As cartas de foral, que muito para além de criarem os municípios portugueses, vão ser identificados como os primeiros textos “constitucionais” dessa tradição municipalista portuguesa, ao dotar as terras de leis e regras muito próprias transformando-as e dotando-as de regras legais de verdadeira sociabilização.
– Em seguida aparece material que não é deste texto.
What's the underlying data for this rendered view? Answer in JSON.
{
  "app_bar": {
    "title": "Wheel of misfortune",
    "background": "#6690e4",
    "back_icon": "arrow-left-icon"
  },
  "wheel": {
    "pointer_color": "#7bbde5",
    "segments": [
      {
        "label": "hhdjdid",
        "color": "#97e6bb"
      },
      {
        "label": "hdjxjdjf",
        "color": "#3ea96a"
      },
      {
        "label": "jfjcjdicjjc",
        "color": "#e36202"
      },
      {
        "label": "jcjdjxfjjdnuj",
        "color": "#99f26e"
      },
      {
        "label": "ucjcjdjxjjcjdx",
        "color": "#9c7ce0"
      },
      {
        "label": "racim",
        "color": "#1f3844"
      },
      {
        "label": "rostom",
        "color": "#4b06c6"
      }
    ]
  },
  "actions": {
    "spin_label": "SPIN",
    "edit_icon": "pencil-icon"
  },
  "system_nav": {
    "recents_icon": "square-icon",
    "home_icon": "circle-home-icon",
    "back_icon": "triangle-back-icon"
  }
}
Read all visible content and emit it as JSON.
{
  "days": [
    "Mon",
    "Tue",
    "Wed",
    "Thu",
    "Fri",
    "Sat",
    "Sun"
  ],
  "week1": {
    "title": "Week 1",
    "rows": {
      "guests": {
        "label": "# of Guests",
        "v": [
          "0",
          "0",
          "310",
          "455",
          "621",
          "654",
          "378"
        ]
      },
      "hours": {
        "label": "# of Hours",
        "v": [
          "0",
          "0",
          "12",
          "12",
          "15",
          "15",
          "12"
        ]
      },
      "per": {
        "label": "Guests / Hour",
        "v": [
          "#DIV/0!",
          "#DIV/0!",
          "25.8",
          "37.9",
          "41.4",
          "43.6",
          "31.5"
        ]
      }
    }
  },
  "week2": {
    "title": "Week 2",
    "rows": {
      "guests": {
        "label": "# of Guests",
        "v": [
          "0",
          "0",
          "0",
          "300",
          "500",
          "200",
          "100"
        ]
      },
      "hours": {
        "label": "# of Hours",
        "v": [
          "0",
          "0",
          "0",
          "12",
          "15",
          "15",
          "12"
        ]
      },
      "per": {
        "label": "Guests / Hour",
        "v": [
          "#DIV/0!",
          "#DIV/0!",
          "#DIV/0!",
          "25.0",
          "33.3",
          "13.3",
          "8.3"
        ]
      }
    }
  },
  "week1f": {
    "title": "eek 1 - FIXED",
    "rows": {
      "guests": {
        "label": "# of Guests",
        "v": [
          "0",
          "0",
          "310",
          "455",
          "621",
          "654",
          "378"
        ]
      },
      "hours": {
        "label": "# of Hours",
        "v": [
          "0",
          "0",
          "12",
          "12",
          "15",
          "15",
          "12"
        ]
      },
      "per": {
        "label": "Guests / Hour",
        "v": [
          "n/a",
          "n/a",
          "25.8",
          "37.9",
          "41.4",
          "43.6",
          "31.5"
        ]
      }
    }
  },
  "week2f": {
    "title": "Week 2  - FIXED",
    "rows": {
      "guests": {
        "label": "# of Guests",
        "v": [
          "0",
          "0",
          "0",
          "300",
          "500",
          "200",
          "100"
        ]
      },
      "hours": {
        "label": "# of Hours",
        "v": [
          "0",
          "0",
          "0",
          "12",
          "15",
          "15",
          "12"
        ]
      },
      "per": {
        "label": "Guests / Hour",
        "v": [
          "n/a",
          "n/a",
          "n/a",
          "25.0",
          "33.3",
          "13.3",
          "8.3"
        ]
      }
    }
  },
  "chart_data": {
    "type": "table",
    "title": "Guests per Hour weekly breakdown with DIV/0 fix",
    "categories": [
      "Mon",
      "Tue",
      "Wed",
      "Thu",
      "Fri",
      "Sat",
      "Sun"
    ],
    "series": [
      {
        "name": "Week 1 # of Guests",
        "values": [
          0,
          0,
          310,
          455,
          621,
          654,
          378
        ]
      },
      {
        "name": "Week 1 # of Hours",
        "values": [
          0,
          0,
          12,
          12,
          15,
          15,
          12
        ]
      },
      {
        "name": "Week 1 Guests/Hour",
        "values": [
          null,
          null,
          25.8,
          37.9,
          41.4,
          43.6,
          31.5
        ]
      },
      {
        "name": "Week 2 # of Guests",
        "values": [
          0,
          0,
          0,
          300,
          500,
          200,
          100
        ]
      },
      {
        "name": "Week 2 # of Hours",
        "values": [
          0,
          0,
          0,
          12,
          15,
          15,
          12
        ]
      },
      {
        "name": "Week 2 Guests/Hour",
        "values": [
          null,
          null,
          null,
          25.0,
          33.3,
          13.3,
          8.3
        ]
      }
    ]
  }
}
Estes documentos permitem assim, para além da afirmação da autoridade do Rei em terras até então praticamente desprovidas de uma autoridade presente e efectiva, em centros dotados de uma organização, administração e regras de funcionamento que permitiram a sua afirmação ao longo dos séculos seguintes.
Iniciadas já com Afonso Henriques, que embora com preocupações algo diversas num momento em que o reino se debatesse com imperativos ligeiramente diversos no momento da sua formação (contrastando a concessão de 31 forais com 167 cartas de couto), a rede de municípios foi crescendo com D. Sancho II (24), D. Afonso III (92), chegando-se ao ano de 1275 com 244 cartas de Foral já outorgadas ou renovadas.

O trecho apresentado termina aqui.